A year after its opening in Pittsburgh, new River’s Casino has attracted mixed reactions. According to Standard and Poor’s Rating services, Rivers Casino is falling short of its own revenue projections. The official revenue figures of this casino are not able to meet those estimates which had been set by the state Gaming Control Board, rating agencies and industry watchers. The casino’s fortunes for investors are tracked and kept in account by Standard and Poor which has marked the downgrade in the North Shore casino’s debt ratings three times throughout one whole year.
The representative and analyst Michael Listner feels that in comparison with the amount of $800 million spent on the property, the revenues are too meager. He held that this property is one of the most expensive in the state and yet, has not been able to maintain the forefront in gathering revenues. It ranks only fifth or sixth out of nine casinos that are operational at present in the state. Mr. Listner follows Rivers Casino’s affiliate company, Holdings Gaming Borrower LP.
What Casino Officials say
However what the casino leaders and officials say, creates a different picture of River’s Casino. According to them the casino is still able to play more than 2,800 slot machines legally, which is worth noting. Along with the table games which were approved by the state and installed in August 2010, the Rivers Casino is doing well.

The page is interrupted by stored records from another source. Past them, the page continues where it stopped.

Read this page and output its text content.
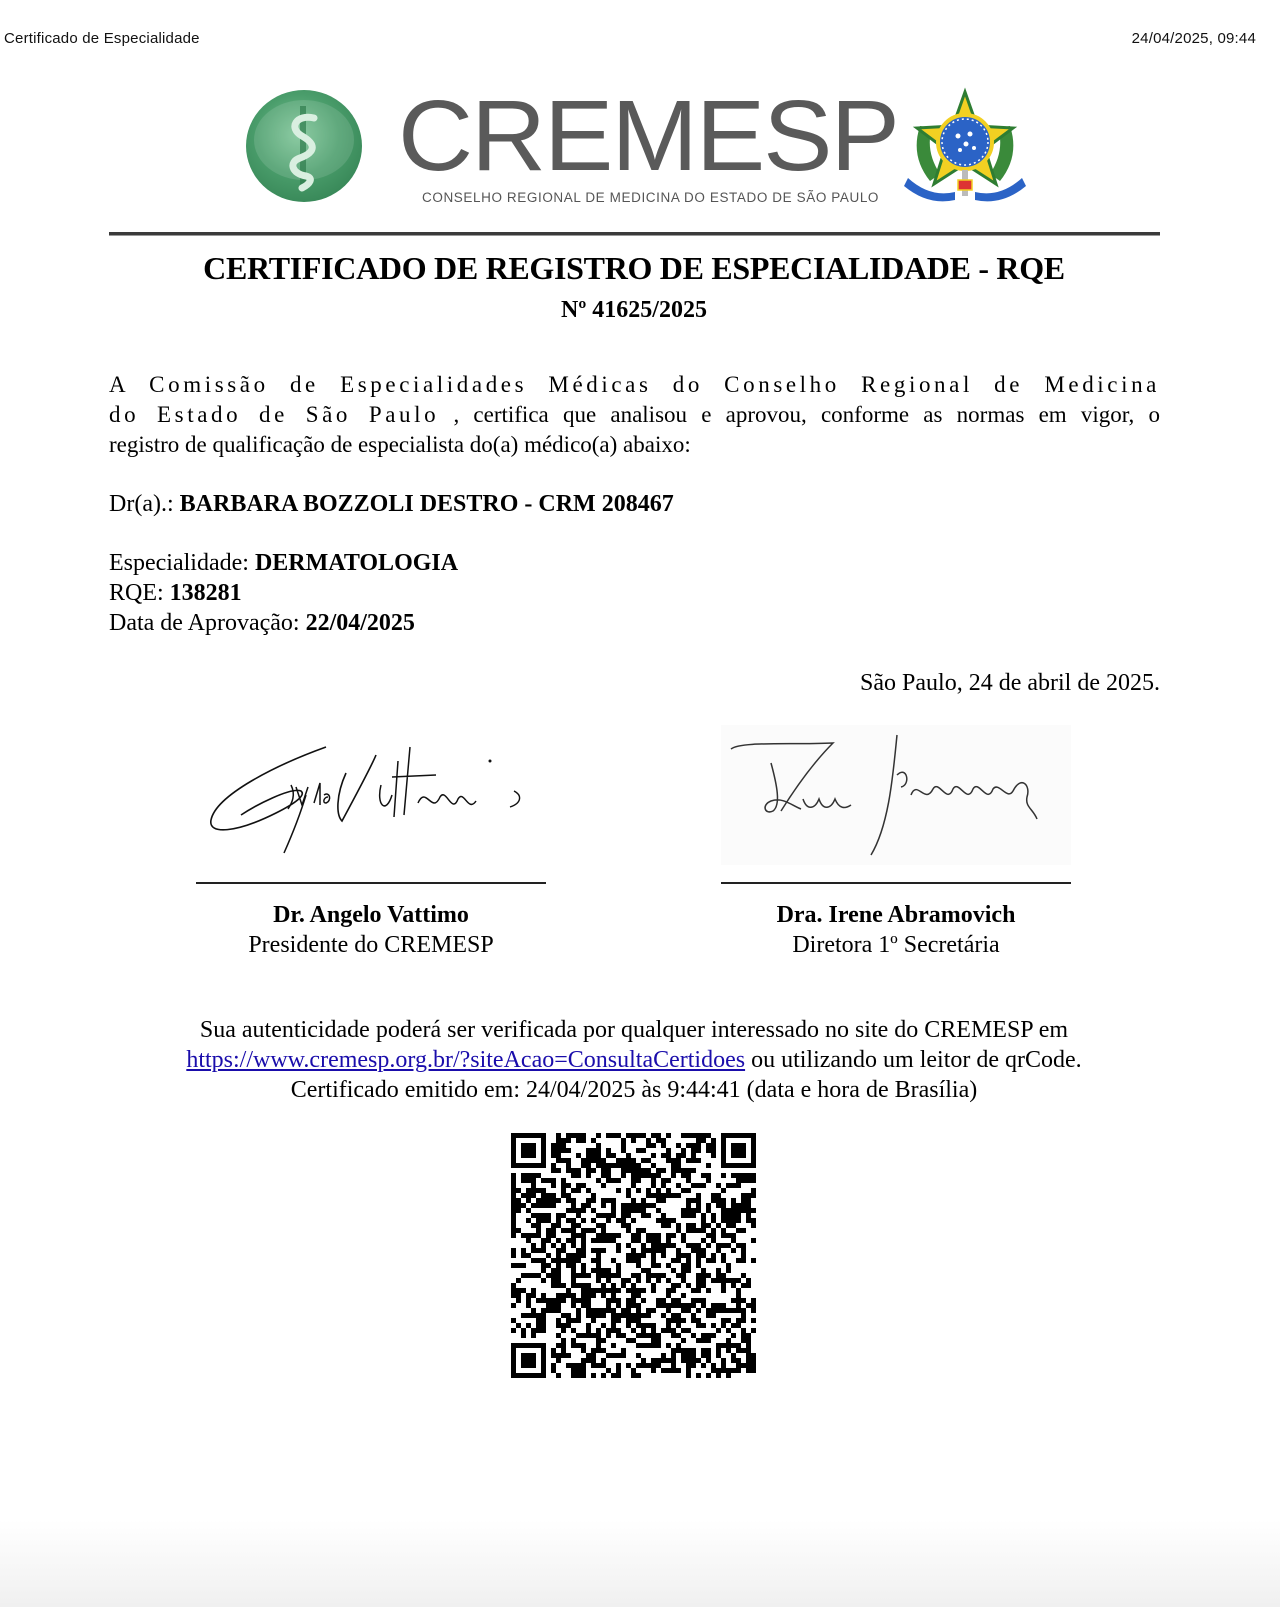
Certificado de Especialidade	24/04/2025, 09:44
CREMESP
CONSELHO REGIONAL DE MEDICINA DO ESTADO DE SÃO PAULO
CERTIFICADO DE REGISTRO DE ESPECIALIDADE - RQE
Nº 41625/2025
A Comissão de Especialidades Médicas do Conselho Regional de Medicina
do Estado de São Paulo , certifica que analisou e aprovou, conforme as normas em vigor, o
registro de qualificação de especialista do(a) médico(a) abaixo:
Dr(a).: BARBARA BOZZOLI DESTRO - CRM 208467
Especialidade: DERMATOLOGIA
RQE: 138281
Data de Aprovação: 22/04/2025
São Paulo, 24 de abril de 2025.
Dr. Angelo Vattimo
Presidente do CREMESP
Dra. Irene Abramovich
Diretora 1º Secretária
Sua autenticidade poderá ser verificada por qualquer interessado no site do CREMESP em
https://www.cremesp.org.br/?siteAcao=ConsultaCertidoes ou utilizando um leitor de qrCode.
Certificado emitido em: 24/04/2025 às 9:44:41 (data e hora de Brasília)
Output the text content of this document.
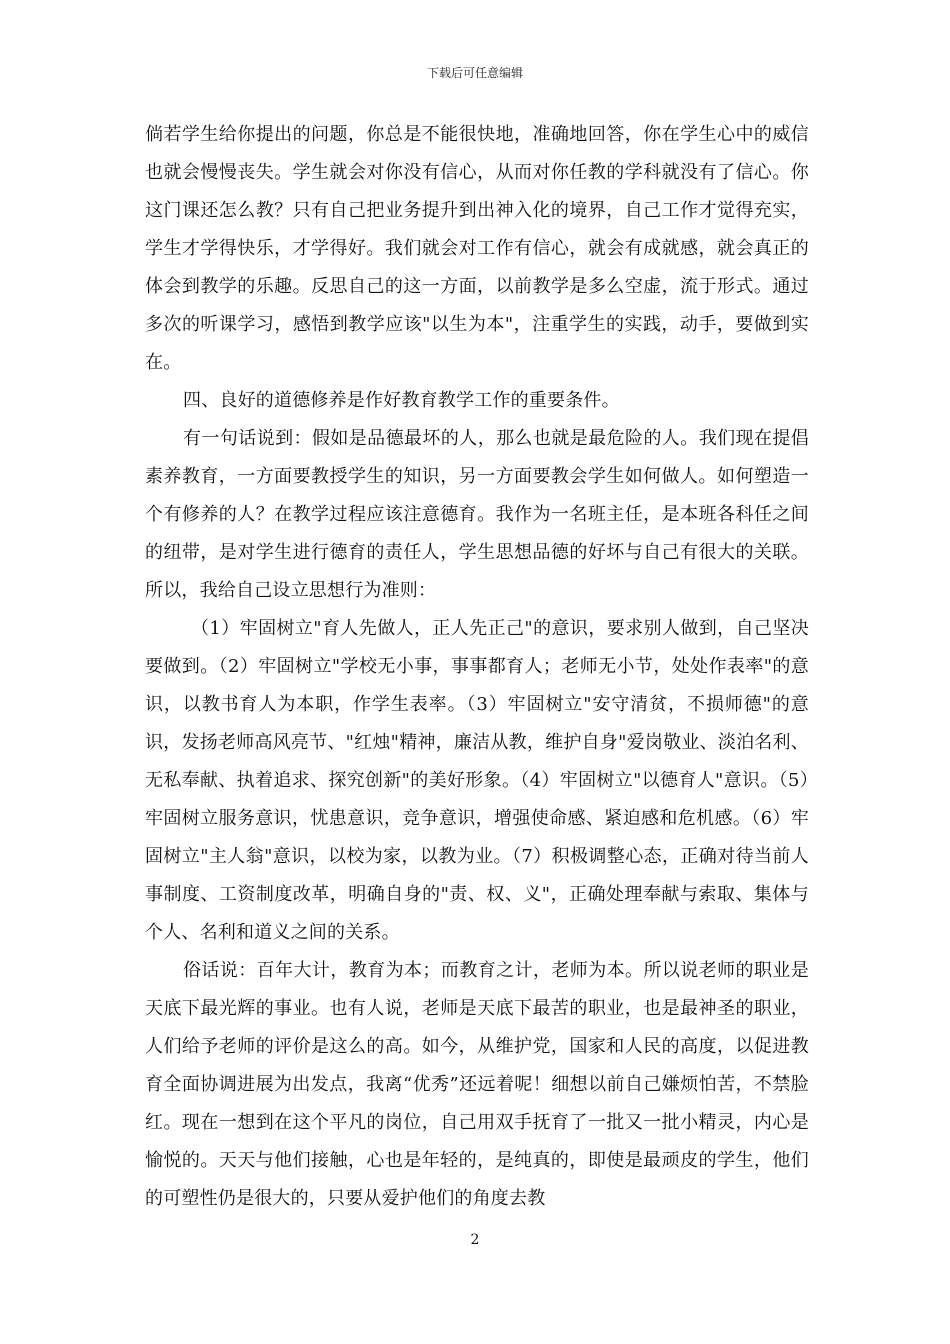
下载后可任意编辑

倘若学生给你提出的问题，你总是不能很快地，准确地回答，你在学生心中的威信也就会慢慢丧失。学生就会对你没有信心，从而对你任教的学科就没有了信心。你这门课还怎么教？只有自己把业务提升到出神入化的境界，自己工作才觉得充实，学生才学得快乐，才学得好。我们就会对工作有信心，就会有成就感，就会真正的体会到教学的乐趣。反思自己的这一方面，以前教学是多么空虚，流于形式。通过多次的听课学习，感悟到教学应该"以生为本"，注重学生的实践，动手，要做到实在。

四、良好的道德修养是作好教育教学工作的重要条件。

有一句话说到：假如是品德最坏的人，那么也就是最危险的人。我们现在提倡素养教育，一方面要教授学生的知识，另一方面要教会学生如何做人。如何塑造一个有修养的人？在教学过程应该注意德育。我作为一名班主任，是本班各科任之间的纽带，是对学生进行德育的责任人，学生思想品德的好坏与自己有很大的关联。所以，我给自己设立思想行为准则：

（1）牢固树立"育人先做人，正人先正己"的意识，要求别人做到，自己坚决要做到。（2）牢固树立"学校无小事，事事都育人；老师无小节，处处作表率"的意识，以教书育人为本职，作学生表率。（3）牢固树立"安守清贫，不损师德"的意识，发扬老师高风亮节、"红烛"精神，廉洁从教，维护自身"爱岗敬业、淡泊名利、无私奉献、执着追求、探究创新"的美好形象。（4）牢固树立"以德育人"意识。（5）牢固树立服务意识，忧患意识，竞争意识，增强使命感、紧迫感和危机感。（6）牢固树立"主人翁"意识，以校为家，以教为业。（7）积极调整心态，正确对待当前人事制度、工资制度改革，明确自身的"责、权、义"，正确处理奉献与索取、集体与个人、名利和道义之间的关系。

俗话说：百年大计，教育为本；而教育之计，老师为本。所以说老师的职业是天底下最光辉的事业。也有人说，老师是天底下最苦的职业，也是最神圣的职业，人们给予老师的评价是这么的高。如今，从维护党，国家和人民的高度，以促进教育全面协调进展为出发点，我离“优秀”还远着呢！细想以前自己嫌烦怕苦，不禁脸红。现在一想到在这个平凡的岗位，自己用双手抚育了一批又一批小精灵，内心是愉悦的。天天与他们接触，心也是年轻的，是纯真的，即使是最顽皮的学生，他们的可塑性仍是很大的，只要从爱护他们的角度去教

2
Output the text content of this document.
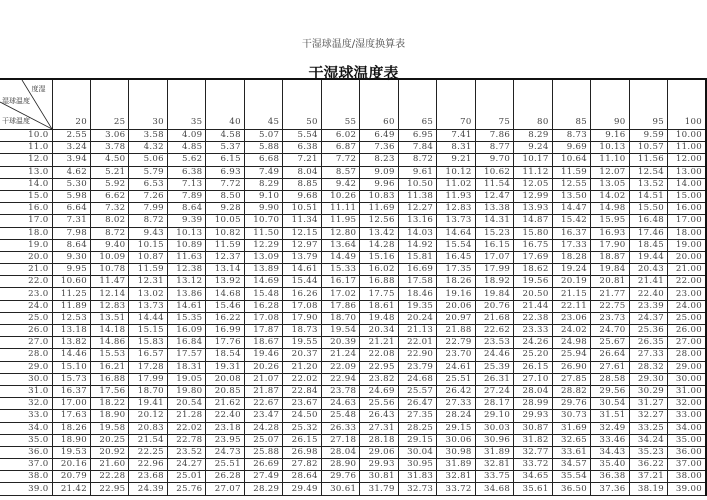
干湿球温度/湿度换算表
干湿球温度表
度湿
湿球温度
干球温度	20	25	30	35	40	45	50	55	60	65	70	75	80	85	90	95	100
10.0	2.55	3.06	3.58	4.09	4.58	5.07	5.54	6.02	6.49	6.95	7.41	7.86	8.29	8.73	9.16	9.59	10.00
11.0	3.24	3.78	4.32	4.85	5.37	5.88	6.38	6.87	7.36	7.84	8.31	8.77	9.24	9.69	10.13	10.57	11.00
12.0	3.94	4.50	5.06	5.62	6.15	6.68	7.21	7.72	8.23	8.72	9.21	9.70	10.17	10.64	11.10	11.56	12.00
13.0	4.62	5.21	5.79	6.38	6.93	7.49	8.04	8.57	9.09	9.61	10.12	10.62	11.12	11.59	12.07	12.54	13.00
14.0	5.30	5.92	6.53	7.13	7.72	8.29	8.85	9.42	9.96	10.50	11.02	11.54	12.05	12.55	13.05	13.52	14.00
15.0	5.98	6.62	7.26	7.89	8.50	9.10	9.68	10.26	10.83	11.38	11.93	12.47	12.99	13.50	14.02	14.51	15.00
16.0	6.64	7.32	7.99	8.64	9.28	9.90	10.51	11.11	11.69	12.27	12.83	13.38	13.93	14.47	14.98	15.50	16.00
17.0	7.31	8.02	8.72	9.39	10.05	10.70	11.34	11.95	12.56	13.16	13.73	14.31	14.87	15.42	15.95	16.48	17.00
18.0	7.98	8.72	9.43	10.13	10.82	11.50	12.15	12.80	13.42	14.03	14.64	15.23	15.80	16.37	16.93	17.46	18.00
19.0	8.64	9.40	10.15	10.89	11.59	12.29	12.97	13.64	14.28	14.92	15.54	16.15	16.75	17.33	17.90	18.45	19.00
20.0	9.30	10.09	10.87	11.63	12.37	13.09	13.79	14.49	15.16	15.81	16.45	17.07	17.69	18.28	18.87	19.44	20.00
21.0	9.95	10.78	11.59	12.38	13.14	13.89	14.61	15.33	16.02	16.69	17.35	17.99	18.62	19.24	19.84	20.43	21.00
22.0	10.60	11.47	12.31	13.12	13.92	14.69	15.44	16.17	16.88	17.58	18.26	18.92	19.56	20.19	20.81	21.41	22.00
23.0	11.25	12.14	13.02	13.86	14.68	15.48	16.26	17.02	17.75	18.46	19.16	19.84	20.50	21.15	21.77	22.40	23.00
24.0	11.89	12.83	13.73	14.61	15.46	16.28	17.08	17.86	18.61	19.35	20.06	20.76	21.44	22.11	22.75	23.39	24.00
25.0	12.53	13.51	14.44	15.35	16.22	17.08	17.90	18.70	19.48	20.24	20.97	21.68	22.38	23.06	23.73	24.37	25.00
26.0	13.18	14.18	15.15	16.09	16.99	17.87	18.73	19.54	20.34	21.13	21.88	22.62	23.33	24.02	24.70	25.36	26.00
27.0	13.82	14.86	15.83	16.84	17.76	18.67	19.55	20.39	21.21	22.01	22.79	23.53	24.26	24.98	25.67	26.35	27.00
28.0	14.46	15.53	16.57	17.57	18.54	19.46	20.37	21.24	22.08	22.90	23.70	24.46	25.20	25.94	26.64	27.33	28.00
29.0	15.10	16.21	17.28	18.31	19.31	20.26	21.20	22.09	22.95	23.79	24.61	25.39	26.15	26.90	27.61	28.32	29.00
30.0	15.73	16.88	17.99	19.05	20.08	21.07	22.02	22.94	23.82	24.68	25.51	26.31	27.10	27.85	28.58	29.30	30.00
31.0	16.37	17.56	18.70	19.80	20.85	21.87	22.84	23.78	24.69	25.57	26.42	27.24	28.04	28.82	29.56	30.29	31.00
32.0	17.00	18.22	19.41	20.54	21.62	22.67	23.67	24.63	25.56	26.47	27.33	28.17	28.99	29.76	30.54	31.27	32.00
33.0	17.63	18.90	20.12	21.28	22.40	23.47	24.50	25.48	26.43	27.35	28.24	29.10	29.93	30.73	31.51	32.27	33.00
34.0	18.26	19.58	20.83	22.02	23.18	24.28	25.32	26.33	27.31	28.25	29.15	30.03	30.87	31.69	32.49	33.25	34.00
35.0	18.90	20.25	21.54	22.78	23.95	25.07	26.15	27.18	28.18	29.15	30.06	30.96	31.82	32.65	33.46	34.24	35.00
36.0	19.53	20.92	22.25	23.52	24.73	25.88	26.98	28.04	29.06	30.04	30.98	31.89	32.77	33.61	34.43	35.23	36.00
37.0	20.16	21.60	22.96	24.27	25.51	26.69	27.82	28.90	29.93	30.95	31.89	32.81	33.72	34.57	35.40	36.22	37.00
38.0	20.79	22.28	23.68	25.01	26.28	27.49	28.64	29.76	30.81	31.83	32.81	33.75	34.65	35.54	36.38	37.21	38.00
39.0	21.42	22.95	24.39	25.76	27.07	28.29	29.49	30.61	31.79	32.73	33.72	34.68	35.61	36.50	37.36	38.19	39.00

The reason given for the shortfall of targeted revenue figures is that casinos take time to get effectively operational. They need enough time to decide upon such matters like the getting the right employees and what total number of workers are required. Todd Moyer, Rivers’ general manager asserts that they are pleased with the business done till now.
Reason behind Property Cost
According to Rivers spokesman Jack Horner, the opinions of rating agencies cannot impact operations of Rivers Casino. Their consultant Christiansen maintains that property maintenance, especially casino upgrades, exercise a strain for any casino. It is therefore advisable for casino owners to spend larger amounts of capital every five to seven years to refresh their properties.
However, contradicting this opinion, Mr. Listner asserted that casino industry owners always try to make themselves the next great property by constantly updating and adding new equipment. According to him, within the span of five years, Rivers’ owners will have to face challenges. What matters most to Standard and Poor is the level of cash flow which is required to meet the debt service and maintenance.
Conclusion
The scenario makes it feasible that casino gaming may have reached the anticipated and feared saturation point. River’s Casino is said to be underperforming. The cash flow issue has been nagging since June 2010, and River’s Casino had to restructure the debt. Although it is not considered as a worse situation, credit rating agencies think otherwise. As stated earlier, Standard and Poor’s Rating services therefore marked the downgrade once since the casino opened last August and twice again after the debt restructuring happened.
In general, the opinion is that Rivers Casino needs to survive in some way. This can be done by either earning much more than it can do at present or then by cutting on costs that involve such matters like payroll, or selective default of debts. But there is no question about the fact that the revenues of this casino are falling much short of what the majority of finance experts and casino industry leaders had expected.